Fuego. Una palabra que define muy bien al Festival del Desierto. Porque en Enero, en el desierto del Sahara no hace mucho calor de día, pero sí hace un terrible frío por las noches. Así, todas las zonas aledañas al escenario están festoneadas por una especie de lámparas o antorchas de carbón que se encienden cuando cae la noche y cuyas brasas dan calor a los asistentes al festival, congregándose pequeños círculos de personas en torno a cada una de ellas.
Tras el parón para la cena, llegan los grupos de música más modernos, vanguardistas, híbridos y mestizos. Porque el Festival del Desierto procura que haya un encuentro entre grupos, bandas y artistas de distintas tradiciones y continentes, promoviendo sorprendentes encuentros sobre el escenario, unos mejor logrados que otros, la verdad sea dicha.
Y llegó el momento más emotivo del Festival, cuando el presentador anunció el homenaje a Ali Farka Toure, el bluesman meliense que falleció hace unos meses y cuyo recuerdo permanece inalterable en toda África. Comenzó un muchacho de Niafunké, el pueblo en que Ali tenía su granja, a orillas del Níger y, después, una macrobanda tocó decenas de temas del maestro, imprimiendo a sus guitarras el inequívoco aroma bluesero que tan bien supo captar Ry cooder en el memorable disco “Talking Timbuctú”, justamente galardonado con un Grammy.

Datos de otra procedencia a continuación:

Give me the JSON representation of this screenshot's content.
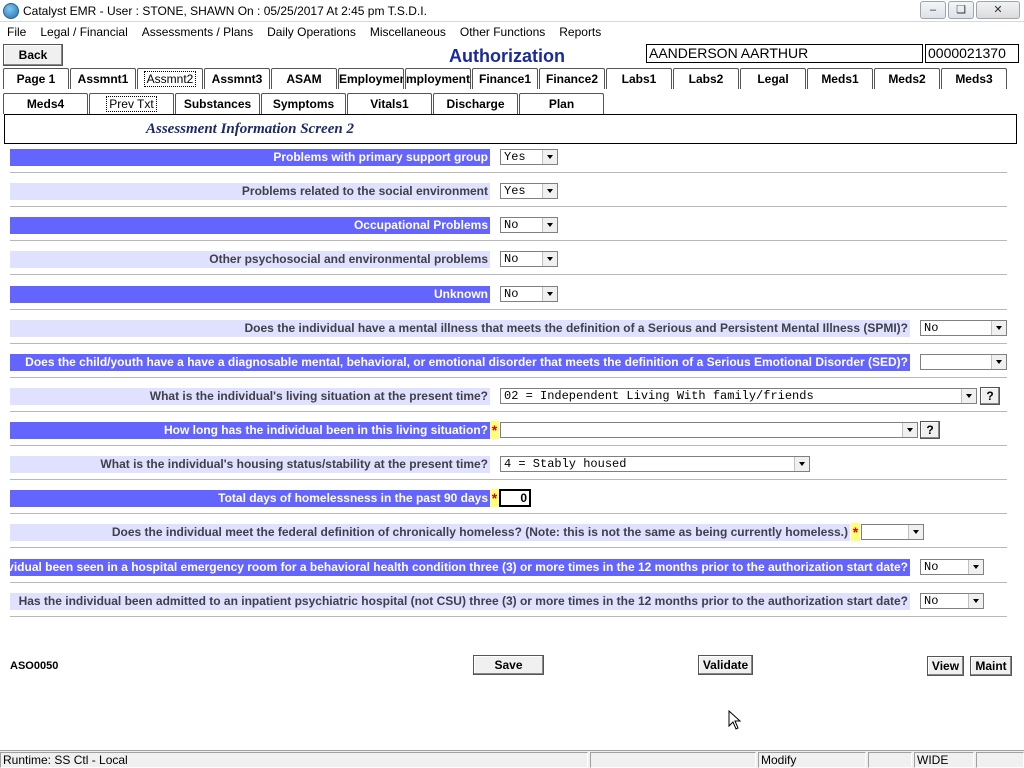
{
  "window": {
    "title": "Catalyst EMR  - User : STONE, SHAWN On : 05/25/2017 At  2:45 pm  T.S.D.I."
  },
  "menu": [
    "File",
    "Legal / Financial",
    "Assessments / Plans",
    "Daily Operations",
    "Miscellaneous",
    "Other Functions",
    "Reports"
  ],
  "header": {
    "back_label": "Back",
    "page_title": "Authorization",
    "patient_name": "AANDERSON AARTHUR",
    "patient_id": "0000021370"
  },
  "tabs_row1": [
    "Page 1",
    "Assmnt1",
    "Assmnt2",
    "Assmnt3",
    "ASAM",
    "Employment",
    "mployment",
    "Finance1",
    "Finance2",
    "Labs1",
    "Labs2",
    "Legal",
    "Meds1",
    "Meds2",
    "Meds3"
  ],
  "tabs_row2": [
    "Meds4",
    "Prev Txt",
    "Substances",
    "Symptoms",
    "Vitals1",
    "Discharge",
    "Plan"
  ],
  "screen_title": "Assessment Information Screen 2",
  "rows": [
    {
      "label": "Problems with primary support group",
      "value": "Yes"
    },
    {
      "label": "Problems related to the social environment",
      "value": "Yes"
    },
    {
      "label": "Occupational Problems",
      "value": "No"
    },
    {
      "label": "Other psychosocial and environmental problems",
      "value": "No"
    },
    {
      "label": "Unknown",
      "value": "No"
    },
    {
      "label": "Does the individual have a mental illness that meets the definition of a Serious and Persistent Mental Illness (SPMI)?",
      "value": "No"
    },
    {
      "label": "Does the child/youth have a have a diagnosable mental, behavioral, or emotional disorder that meets the definition of a Serious Emotional Disorder (SED)?",
      "value": ""
    },
    {
      "label": "What is the individual's living situation at the present time?",
      "value": "02 = Independent Living  With family/friends"
    },
    {
      "label": "How long has the individual been in this living situation?",
      "value": ""
    },
    {
      "label": "What is the individual's housing status/stability at the present time?",
      "value": "4 = Stably housed"
    },
    {
      "label": "Total days of homelessness in the past 90 days",
      "value": "0"
    },
    {
      "label": "Does the individual meet the federal definition of chronically homeless?  (Note:  this is not the same as being currently homeless.)",
      "value": ""
    },
    {
      "label": "Has the individual been seen in a hospital emergency room for a behavioral health condition three (3) or more times in the 12 months prior to the authorization start date?",
      "value": "No"
    },
    {
      "label": "Has the individual been admitted to an inpatient psychiatric hospital (not CSU) three (3) or more times in the 12 months prior to the authorization start date?",
      "value": "No"
    }
  ],
  "help_label": "?",
  "required_marker": "*",
  "footer": {
    "form_code": "ASO0050",
    "save_label": "Save",
    "validate_label": "Validate",
    "view_label": "View",
    "maint_label": "Maint"
  },
  "status": {
    "runtime": "Runtime: SS Ctl - Local",
    "mode": "Modify",
    "layout": "WIDE"
  },
  "colors": {
    "dark_row": "#6464ff",
    "light_row": "#e0e0ff",
    "title": "#1a2a9a",
    "required": "#e00000"
  }
}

Las mañanas transcurren plácidas y tranquilas. Uno se puede dar un paseo en camello o participar en una buena dosis de regateo en un nutrido mercado al que acuden artesanos de todo el Malí. Se puede tomar una cerveza sorprendentemente fresca en el bar o comer un cus cus en el restaurante. Es posible asistir a algunas actividades musicales en petit comité o bailar al ritmo de un DJ, bien cañero aún de madrugada. Es posible pegarse una buena caminata por el desierto o descansar bajo el frescor de la jaima, charlando con los compañeros de viaje. Se come en grupo y en comandita, lo que la cocinera de nuestra expedición haya preparado, mayormente cabra. Tallarines con cabra, cus cus con cabra o tajadas de carne de cabra. Y cerveza. Eso que no falte.
Musicalmente, la mejor noche fue la segunda, con un supergrupo que aglutinó a lo mejor de la música bambara de la ciudad de Segou, con una sucesión electrizante de actuaciones en las que la música y la danza se adueñaron de un escenario que vibró con toda la fuerza de la mejor música africana del momento, personificada en unos Abdoulaye Diabaté y Khaira Arby que pusieron a bailar a todo el respetable.
La última jornada de Festival, todos estamos cansados. El programa acumula retraso y pensar en la vuelta, al día siguiente, a Tombuctú, hace que no vayamos a dormir temprano, no sin quedar estupefactos ante el espectáculo de Artcirq, un grupo canadiense de Inuits que en la gélida noche del desierto africano brillaron con luz propia en un espectáculo más cirquense que propiamente musical.
El día 13 amaneció nublado, sorprendentemente. A lo largo de toda la noche se había ido marchando bastante gente. Unos ponían rumbo hacia Tombuctú, la civilización. Otros, sin embargo, enfilaban en dirección contraria, dirigiéndose a lo más profundo del desierto. Mientras veíamos como nuestro campamento desaparecía, como por arte de magia, nos invadió una cierta melancolía. La perspectiva de darse una ducha o dormir una cama no compensaba la tristeza por la finalización de un Festival de Música que es mucho más que una mera sucesión de conciertos.
El contacto con la gente, las cervezas en torno a una hoguera, la artesanía de los Tuaregs, las carreras de camellos, las charlas imposibles con las mujeres del desierto, las conversaciones con el resto de viajeros… una conexión muy especial que hace del Festival del Desierto una cita muy especial, única e irrepetible; impregnada de una magia imposible de conseguir en otras latitudes y otros escenarios. Unos días de música, arte, encuentros, descubrimientos y amistad para mantener vivos en el recuerdo.
Jesús Lens Espinosa de los Monteros.